Patients should consider using the shortest needles and catheters available to reduce the risk of intramuscular injections. Young children and thinner individuals may need injections into the skin. Patients should consider using the smallest diameter needles and catheters to reduce pain and needle failure. If complications occur at the infusion site with a vertical needle line, the use of an angled needle should be considered.

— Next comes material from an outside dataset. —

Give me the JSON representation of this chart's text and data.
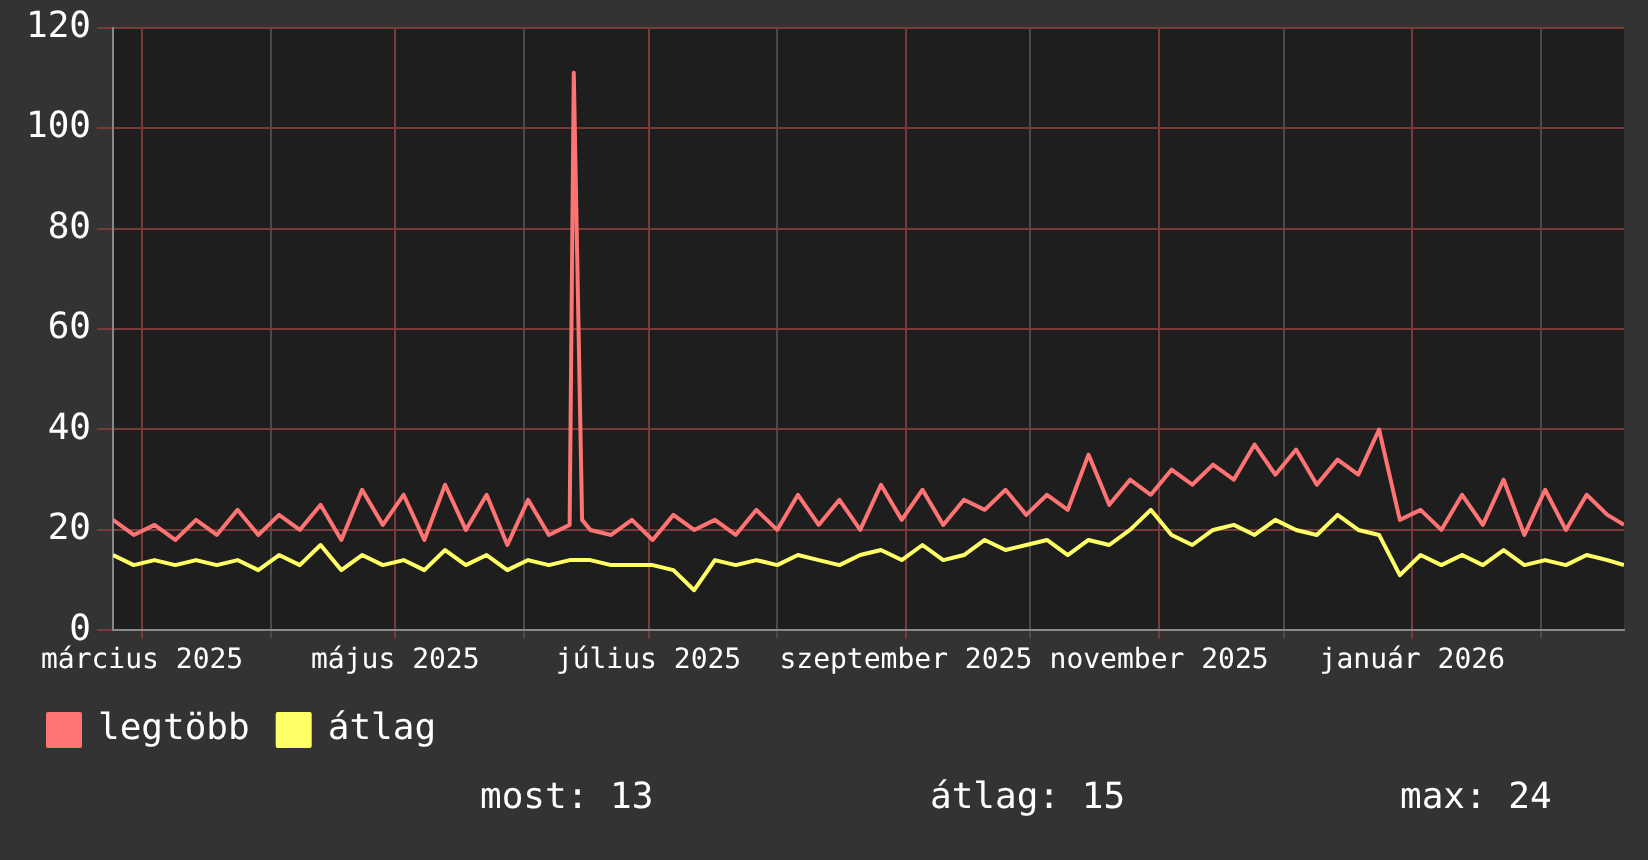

5 Selection and precautions for insulin pen needles

The goal of diabetes drug injection is to reliably deliver the drug into the subcutaneous tissue to ensure no leakage and no discomfort. Choosing the right needle length is key. Regardless of whether the skin is pinched or not, the 4 mm needle should be inserted vertically. When injecting, you should avoid pressing the skin to create depressions to prevent the needle from penetrating too deep into the muscle tissue. If you use a needle of 6 mm and above to inject in the upper arm, you must pinch the skin, which requires the assistance of another person to complete the injection. Patients who are unable to hold an insulin pen with a 4 mm needle due to hand tremors or other impairments may need to use a longer needle. When injecting into the limbs or the abdomen with less fat, to prevent intramuscular injection, pinch the skin for injection even when using 4 mm and 5 mm needles. When using a 6 mm needle, skin pinch or 45° injection can be used. Needle insertion angles when using needles of various lengths for injection
Young children and very thin adults should use a 4 mm needle and insert the needle vertically by pinching the skin. Other people use a 4 mm needle for injection without pinching the skin. If only an 8 mm needle is available to the patient (such as a patient currently using a syringe), the skin should be pinched and injected at 45°. For obese patients, 4 mm needles are safe and effective, and 5 mm needles are also acceptable.